Recent legislation demonstrates growing international recognition that certain digital spaces should be restricted to adults. Florida’s groundbreaking social media ban prohibits children under 14 from holding a social media account and requires parental consent for 14- and 15-year-olds, while establishing strict consent and age verification requirements. Australia similarly banned children under 16 from using social media. Multiple U.S. states, including Arkansas, Mississippi, Texas, and Utah, have enacted laws requiring adult websites to implement age verification systems. France has already blocked major pornography websites that failed to implement robust age verification systems, with French courts explicitly prioritizing child protection over unrestricted internet access. 

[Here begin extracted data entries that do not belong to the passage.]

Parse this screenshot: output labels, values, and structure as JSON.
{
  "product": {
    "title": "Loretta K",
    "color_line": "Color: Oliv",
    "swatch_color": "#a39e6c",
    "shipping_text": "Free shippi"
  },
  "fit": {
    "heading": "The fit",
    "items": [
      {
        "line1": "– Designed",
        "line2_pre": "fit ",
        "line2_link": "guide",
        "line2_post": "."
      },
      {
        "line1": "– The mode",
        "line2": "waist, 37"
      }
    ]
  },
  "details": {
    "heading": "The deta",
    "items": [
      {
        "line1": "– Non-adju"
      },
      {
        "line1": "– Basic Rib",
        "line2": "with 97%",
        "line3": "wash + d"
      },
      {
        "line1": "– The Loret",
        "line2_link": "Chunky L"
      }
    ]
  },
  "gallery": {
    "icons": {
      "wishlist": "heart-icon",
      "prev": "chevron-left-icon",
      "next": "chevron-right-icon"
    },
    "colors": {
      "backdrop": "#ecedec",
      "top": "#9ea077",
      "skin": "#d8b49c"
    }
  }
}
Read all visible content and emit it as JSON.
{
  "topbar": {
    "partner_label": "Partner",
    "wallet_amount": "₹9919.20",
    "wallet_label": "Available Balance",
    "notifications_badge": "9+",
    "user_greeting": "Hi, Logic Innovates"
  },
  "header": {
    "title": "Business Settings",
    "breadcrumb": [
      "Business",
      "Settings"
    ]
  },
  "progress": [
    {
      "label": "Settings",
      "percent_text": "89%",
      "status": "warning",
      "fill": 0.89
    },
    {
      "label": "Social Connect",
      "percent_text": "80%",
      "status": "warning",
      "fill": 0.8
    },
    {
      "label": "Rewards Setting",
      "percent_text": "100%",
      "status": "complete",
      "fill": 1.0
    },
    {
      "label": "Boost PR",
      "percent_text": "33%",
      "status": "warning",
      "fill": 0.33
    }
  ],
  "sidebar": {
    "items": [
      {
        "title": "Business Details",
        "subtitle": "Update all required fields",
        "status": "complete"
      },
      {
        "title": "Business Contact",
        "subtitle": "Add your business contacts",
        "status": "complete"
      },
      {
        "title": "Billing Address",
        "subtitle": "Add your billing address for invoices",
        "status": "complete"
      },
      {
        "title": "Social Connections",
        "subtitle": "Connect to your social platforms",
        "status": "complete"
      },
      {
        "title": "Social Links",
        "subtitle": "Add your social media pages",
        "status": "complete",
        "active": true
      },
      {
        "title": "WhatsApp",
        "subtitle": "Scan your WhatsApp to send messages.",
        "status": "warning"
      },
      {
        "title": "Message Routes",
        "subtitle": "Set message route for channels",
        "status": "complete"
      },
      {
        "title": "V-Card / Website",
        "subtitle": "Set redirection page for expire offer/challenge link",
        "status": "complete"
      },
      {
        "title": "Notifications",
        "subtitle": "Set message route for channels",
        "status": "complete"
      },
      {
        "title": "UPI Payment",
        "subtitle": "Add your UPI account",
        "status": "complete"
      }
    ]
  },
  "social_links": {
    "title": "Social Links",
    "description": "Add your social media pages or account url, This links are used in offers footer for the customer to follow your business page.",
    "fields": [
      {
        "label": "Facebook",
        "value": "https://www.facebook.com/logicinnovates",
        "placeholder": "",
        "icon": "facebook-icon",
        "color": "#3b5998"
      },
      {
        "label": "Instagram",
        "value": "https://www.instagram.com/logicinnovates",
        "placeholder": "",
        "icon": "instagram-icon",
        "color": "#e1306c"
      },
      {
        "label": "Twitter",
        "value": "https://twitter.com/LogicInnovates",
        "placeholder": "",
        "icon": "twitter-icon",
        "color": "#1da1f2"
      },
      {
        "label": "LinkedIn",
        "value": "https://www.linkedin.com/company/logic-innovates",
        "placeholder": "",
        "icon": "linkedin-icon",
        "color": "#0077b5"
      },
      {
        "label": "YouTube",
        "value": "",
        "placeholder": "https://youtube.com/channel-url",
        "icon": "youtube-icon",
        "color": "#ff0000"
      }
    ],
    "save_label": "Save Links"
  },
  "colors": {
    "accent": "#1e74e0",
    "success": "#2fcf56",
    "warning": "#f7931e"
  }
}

Building on these efforts, we can imagine something more transformative: an internet-free childhood and a child-free internet. Just as we accept that certain spaces and activities are reserved for adults, we could create a clear boundary between the adult digital world and the rich offline world of childhood by recognizing that independent internet access, like driving or voting, is fundamentally an adult capability. Through a combination of state laws, age-gating infrastructure, and cultural expectations, we could return the internet to its proper place as an adult space, while reclaiming childhood from screens. Just as we teach teenagers to drive in controlled settings before they hit the open road, we can introduce digital skills through structured, supervised environments as children approach the age of adulthood. Schools can teach professional computer skills without throwing students into the wider internet, preparing them for the digital workplace without sacrificing their development to screens. Meanwhile, homes and communities would reinvest in the spaces and activities that nurture childhood development. As the common expression puts it, we should all “touch grass,” but at the very least we should ensure that children do. An adults-only internet would be better for everyone. Kids don’t need to be online, nor do they need to be behind the wheel, or in a voting booth, or drinking alcohol. We should invest in legal, technical, and cultural infrastructures that support aging into the responsibilities of being online as an adult, not finding more ways to keep our kids on screens.